The Business Times

Seoul: Stocks, won slide on trade war fears, safe-haven demand

Published Mon, Aug 26, 2019 · 10:06 AM

[SEOUL] South Korean shares closed down more than 1.6 per cent on Monday, in line with broader Asia, as investors stayed on the sidelines due to an escalation in US-China trade war. The won fell, while the benchmark bond yields slipped on safe-haven demand.

Chinese Vice Premier Liu He on Monday said China is willing to resolve its trade dispute with the United States through "calm" negotiations and resolutely opposes the escalation of the conflict.

The trade dispute between the world's two largest economies sharply escalated since Friday, with both sides levelling more tariffs on each other's exports.

Seoul's main stock index Kospi ended down 31.99 points, or 1.64 per cent, at 1,916.31, falling for the third consecutive session and marking its biggest intraday percentage loss since Aug 5.

In offshore trading, the won was quoted at 1,217.9 per US dollar, down 0.4 per cent from the previous day, while in non-deliverable forward trading its one-month contract was quoted at 1,216.8 per US dollar.
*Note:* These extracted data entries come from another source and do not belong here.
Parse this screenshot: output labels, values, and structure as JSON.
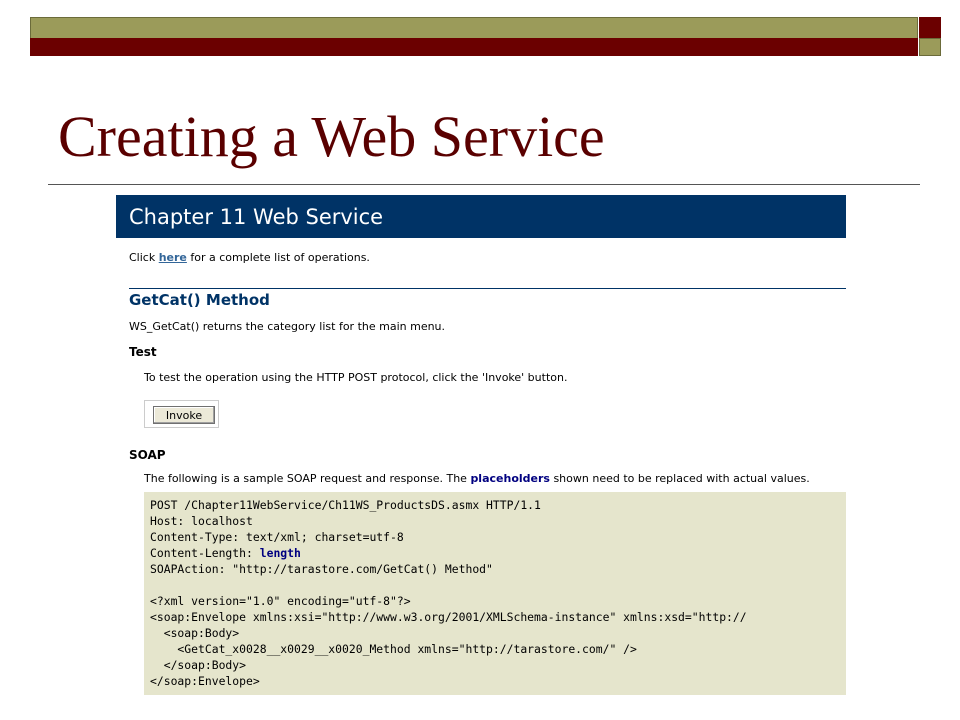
{
  "slide": {
    "title": "Creating a Web Service"
  },
  "web": {
    "header_title": "Chapter 11 Web Service",
    "intro": {
      "before": "Click ",
      "link": "here",
      "after": " for a complete list of operations."
    },
    "method_title": "GetCat() Method",
    "method_desc": "WS_GetCat() returns the category list for the main menu.",
    "test_heading": "Test",
    "test_desc": "To test the operation using the HTTP POST protocol, click the 'Invoke' button.",
    "invoke_label": "Invoke",
    "soap_heading": "SOAP",
    "soap_desc": {
      "before": "The following is a sample SOAP request and response. The ",
      "strong": "placeholders",
      "after": " shown need to be replaced with actual values."
    },
    "code": {
      "line1": "POST /Chapter11WebService/Ch11WS_ProductsDS.asmx HTTP/1.1",
      "line2": "Host: localhost",
      "line3": "Content-Type: text/xml; charset=utf-8",
      "line4_prefix": "Content-Length: ",
      "line4_value": "length",
      "line5": "SOAPAction: \"http://tarastore.com/GetCat() Method\"",
      "line6": "<?xml version=\"1.0\" encoding=\"utf-8\"?>",
      "line7": "<soap:Envelope xmlns:xsi=\"http://www.w3.org/2001/XMLSchema-instance\" xmlns:xsd=\"http://",
      "line8": "  <soap:Body>",
      "line9": "    <GetCat_x0028__x0029__x0020_Method xmlns=\"http://tarastore.com/\" />",
      "line10": "  </soap:Body>",
      "line11": "</soap:Envelope>"
    }
  },
  "colors": {
    "title": "#5a0000",
    "bar_olive": "#9b9b5a",
    "bar_red": "#6b0000",
    "header_bg": "#003366",
    "code_bg": "#e5e5cc"
  }
}
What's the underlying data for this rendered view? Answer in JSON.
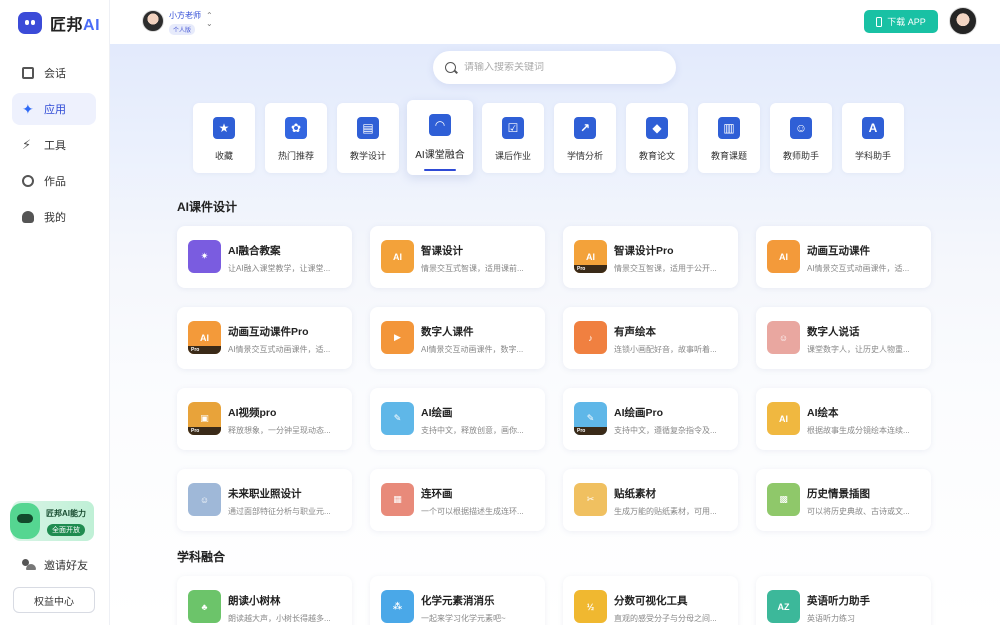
{
  "logo": {
    "text_main": "匠邦",
    "text_ai": "AI"
  },
  "sidebar": {
    "items": [
      {
        "label": "会话",
        "icon": "chat-icon",
        "active": false
      },
      {
        "label": "应用",
        "icon": "sparkle-icon",
        "active": true
      },
      {
        "label": "工具",
        "icon": "lightning-icon",
        "active": false
      },
      {
        "label": "作品",
        "icon": "palette-icon",
        "active": false
      },
      {
        "label": "我的",
        "icon": "user-icon",
        "active": false
      }
    ],
    "promo": {
      "title": "匠邦AI能力",
      "badge": "全面开放"
    },
    "invite_label": "邀请好友",
    "rights_label": "权益中心"
  },
  "user": {
    "name": "小方老师",
    "tag": "个人版"
  },
  "header": {
    "download_label": "下载 APP"
  },
  "search": {
    "placeholder": "请输入搜索关键词"
  },
  "categories": [
    {
      "label": "收藏",
      "icon": "star-icon",
      "color": "#2f5fd6"
    },
    {
      "label": "热门推荐",
      "icon": "sprout-icon",
      "color": "#3366e0"
    },
    {
      "label": "教学设计",
      "icon": "box-icon",
      "color": "#2f5fd6"
    },
    {
      "label": "AI课堂融合",
      "icon": "wifi-screen-icon",
      "color": "#2f5fd6",
      "active": true
    },
    {
      "label": "课后作业",
      "icon": "checklist-icon",
      "color": "#2f5fd6"
    },
    {
      "label": "学情分析",
      "icon": "chart-icon",
      "color": "#2f5fd6"
    },
    {
      "label": "教育论文",
      "icon": "graduation-icon",
      "color": "#2f5fd6"
    },
    {
      "label": "教育课题",
      "icon": "books-icon",
      "color": "#2f5fd6"
    },
    {
      "label": "教师助手",
      "icon": "teacher-icon",
      "color": "#2f5fd6"
    },
    {
      "label": "学科助手",
      "icon": "letter-a-icon",
      "color": "#2f5fd6"
    }
  ],
  "sections": [
    {
      "title": "AI课件设计",
      "cards": [
        {
          "title": "AI融合教案",
          "desc": "让AI融入课堂教学，让课堂...",
          "icon": "book-light-icon",
          "color": "#7a5ce0"
        },
        {
          "title": "智课设计",
          "desc": "情景交互式智课，适用课前...",
          "icon": "ai-screen-icon",
          "color": "#f3a23a"
        },
        {
          "title": "智课设计Pro",
          "desc": "情景交互智课，适用于公开...",
          "icon": "ai-screen-pro-icon",
          "color": "#f3a23a",
          "pro": true
        },
        {
          "title": "动画互动课件",
          "desc": "AI情景交互式动画课件，适...",
          "icon": "ai-board-icon",
          "color": "#f39a3a"
        },
        {
          "title": "动画互动课件Pro",
          "desc": "AI情景交互式动画课件，适...",
          "icon": "ai-board-pro-icon",
          "color": "#f39a3a",
          "pro": true
        },
        {
          "title": "数字人课件",
          "desc": "AI情景交互动画课件，数字...",
          "icon": "play-icon",
          "color": "#f3963a"
        },
        {
          "title": "有声绘本",
          "desc": "连锁小画配好音，故事听着...",
          "icon": "audio-book-icon",
          "color": "#f08040"
        },
        {
          "title": "数字人说话",
          "desc": "课堂数字人，让历史人物重...",
          "icon": "digital-human-icon",
          "color": "#e9a7a0"
        },
        {
          "title": "AI视频pro",
          "desc": "释放想象，一分钟呈现动态...",
          "icon": "clapper-icon",
          "color": "#e8a33a",
          "pro": true
        },
        {
          "title": "AI绘画",
          "desc": "支持中文，释放创意，画你...",
          "icon": "paint-palette-icon",
          "color": "#5fb7e8"
        },
        {
          "title": "AI绘画Pro",
          "desc": "支持中文，遵循复杂指令及...",
          "icon": "paint-palette-pro-icon",
          "color": "#5fb7e8",
          "pro": true
        },
        {
          "title": "AI绘本",
          "desc": "根据故事生成分镜绘本连续...",
          "icon": "picture-book-icon",
          "color": "#f0b840"
        },
        {
          "title": "未来职业照设计",
          "desc": "通过面部特征分析与职业元...",
          "icon": "suit-person-icon",
          "color": "#9fb8d8"
        },
        {
          "title": "连环画",
          "desc": "一个可以根据描述生成连环...",
          "icon": "comic-icon",
          "color": "#e88a7a"
        },
        {
          "title": "贴纸素材",
          "desc": "生成万能的贴纸素材，可用...",
          "icon": "scissors-icon",
          "color": "#f0c060"
        },
        {
          "title": "历史情景插图",
          "desc": "可以将历史典故、古诗或文...",
          "icon": "history-scene-icon",
          "color": "#8fc86a"
        }
      ]
    },
    {
      "title": "学科融合",
      "cards": [
        {
          "title": "朗读小树林",
          "desc": "朗读越大声，小树长得越多...",
          "icon": "tree-icon",
          "color": "#6cc46a"
        },
        {
          "title": "化学元素消消乐",
          "desc": "一起来学习化学元素吧~",
          "icon": "molecule-icon",
          "color": "#4aa8e8"
        },
        {
          "title": "分数可视化工具",
          "desc": "直观的感受分子与分母之间...",
          "icon": "fraction-icon",
          "color": "#f0b830"
        },
        {
          "title": "英语听力助手",
          "desc": "英语听力练习",
          "icon": "headphone-az-icon",
          "color": "#3cb89a"
        }
      ]
    }
  ]
}
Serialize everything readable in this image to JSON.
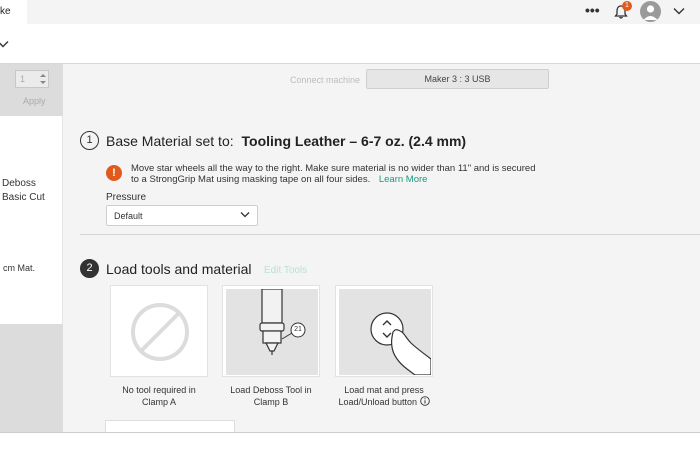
{
  "topbar": {
    "tab_label": "ke",
    "more_label": "•••",
    "notification_count": "1"
  },
  "sidebar": {
    "quantity_value": "1",
    "apply_label": "Apply",
    "items": [
      {
        "label": "Deboss"
      },
      {
        "label": "Basic Cut"
      },
      {
        "label": "cm Mat."
      }
    ]
  },
  "machine": {
    "connect_label": "Connect machine",
    "selected_machine": "Maker 3 : 3 USB"
  },
  "step1": {
    "number": "1",
    "title_prefix": "Base Material set to:",
    "material": "Tooling Leather – 6-7 oz. (2.4 mm)",
    "warning_icon": "!",
    "warning_text": "Move star wheels all the way to the right. Make sure material is no wider than 11\" and is secured to a StrongGrip Mat using masking tape on all four sides.",
    "learn_more_label": "Learn More",
    "pressure_label": "Pressure",
    "pressure_value": "Default"
  },
  "step2": {
    "number": "2",
    "title": "Load tools and material",
    "edit_tools_label": "Edit Tools",
    "cards": [
      {
        "label": "No tool required in Clamp A",
        "icon": "no-tool-icon"
      },
      {
        "label": "Load Deboss Tool in Clamp B",
        "icon": "deboss-tool-icon",
        "tool_number": "21"
      },
      {
        "label": "Load mat and press Load/Unload button",
        "icon": "load-mat-icon",
        "info_icon": "info-icon"
      }
    ]
  },
  "colors": {
    "accent_orange": "#e05a1e",
    "learn_more_green": "#1a9a7e",
    "edit_tools_green": "#b9e2d6",
    "main_bg": "#f4f4f4"
  }
}
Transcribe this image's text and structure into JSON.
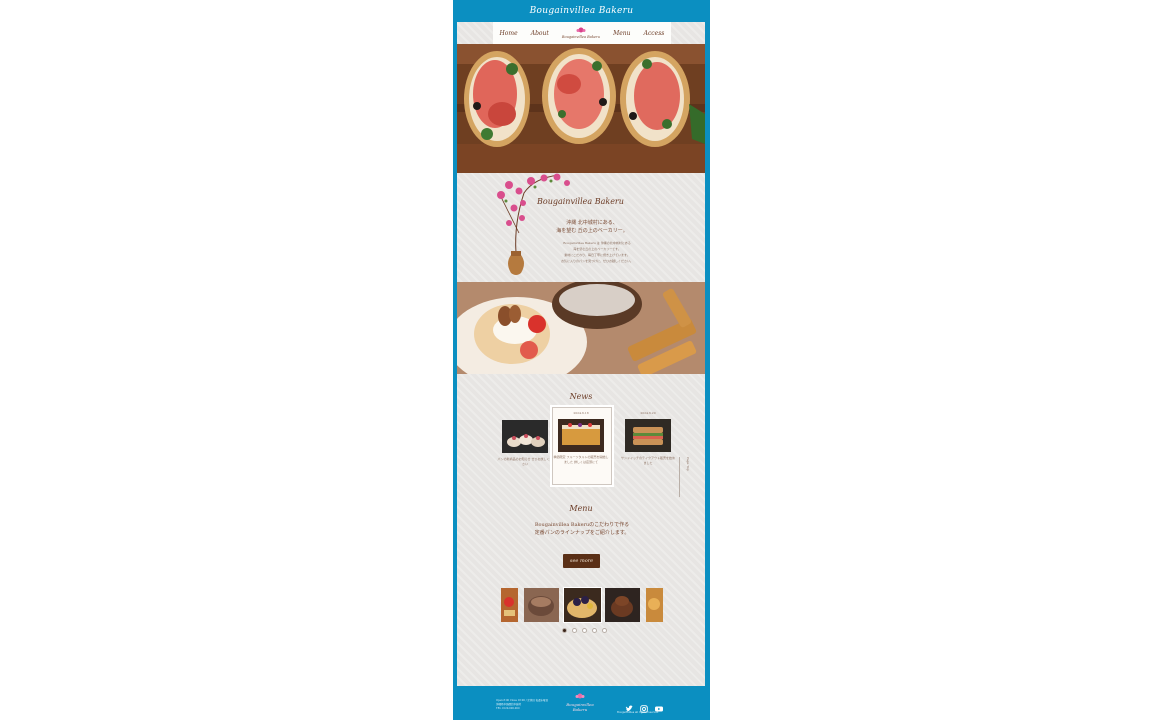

MSCI's broadest index of Asia-Pacific shares outside Japan was down 1.97 per cent, after US stocks ended its previous session with a big loss. Japanese stocks fell 2.17 per cent.

The Kospi has fallen 6.11 per cent so far this year, and/but lost 6.4 per cent in the previous 30 trading sessions.

The trading volume during the session in the Kospi index was 317.49 million shares. Of the total 892 traded issues, only 67 shares advanced.